Davi, quando começou, tinha apenas uma funda e cinco pedras de rio. Mas depois daquele dia, ele andou com muita gente que lhe ensinou preciosas lições. Ele organizou seu exército, venceu seus adversários e fez um nome inesquecível na história humana. Porém, quando ele tinha apenas cinco pedras e uma funda, ele tinha um caráter em Deus e por isso podia ir “em nome do Senhor dos exércitos”. Eu creio que Deus tem um momento e um chamado para cada metodista em particular e para nós, como Igreja, em geral. Estivemos atendendo a este chamado ao longo de nossa história. Hoje, é a nossa geração que recebe o desafio de encontrar nossa forma de ser de ser hoje, num mundo em transformação.

Cabem algumas perguntas: antes de nos apressar em vestir as armaduras que temos visto (modelos de atuação pastoral, performances de pastores e pastoras midiáticos, projetos de liderança autocentrados, crescimento a qualquer custo, lideranças que se tornam arrogantes e incapazes, contudo, de vencer os gigantes), será que temos procurado encontrar nosso lugar em Deus? Antes de pensar na estratégia contra o gigante, temos confiado que estamos indo “em nome do Senhor dos exércitos”? Temos disposição para atender às demandas desse tempo e nos mover em relação ao novo? Ou nos comportamos como aquele exército, de modo inerte diante das novas demandas? Podemos ser como Davi e nos indignar com a afronta do gigante ao povo de Deus?

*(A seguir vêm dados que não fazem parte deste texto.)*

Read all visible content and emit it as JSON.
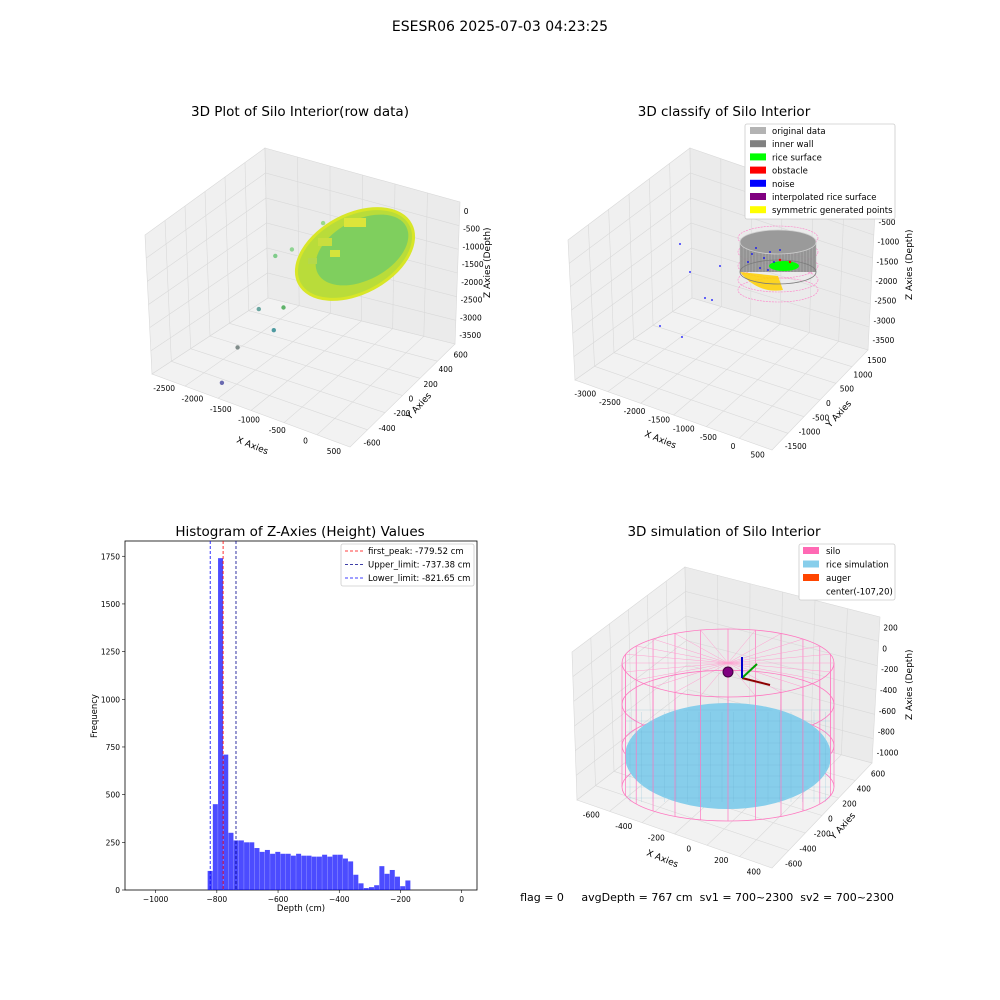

Os gigantes nos desafiam como Igreja hoje – entre eles, estão a miséria, a fome, a injustiça, o pecado, o desamparo social, a maldade, as ações do maligno neste mundo tenebroso. É preciso começar com um caráter santo, o qual pode nos levar à aprovação do alto. É preciso, com coragem e ousadia, escolher as melhores armas a cada embate, como Davi fez. É preciso crescer a ponto de tornar-se um valente, uma valente. É preciso abandonar a ineficiência da aparência do exército que não luta e assumir posturas libertadoras. Mas, se não podemos fazer tudo isso ainda, comecemos pelo simples. Só podem vencer as pessoas que enfrentam as lutas. Já temos experimentado desta graça de Deus em nossa vida. Sigamos firmes, adiante, como Davi, que começou com cinco pedras e uma funda e terminou deixando toda a provisão para a geração seguinte erguer um templo em glória do Senhor.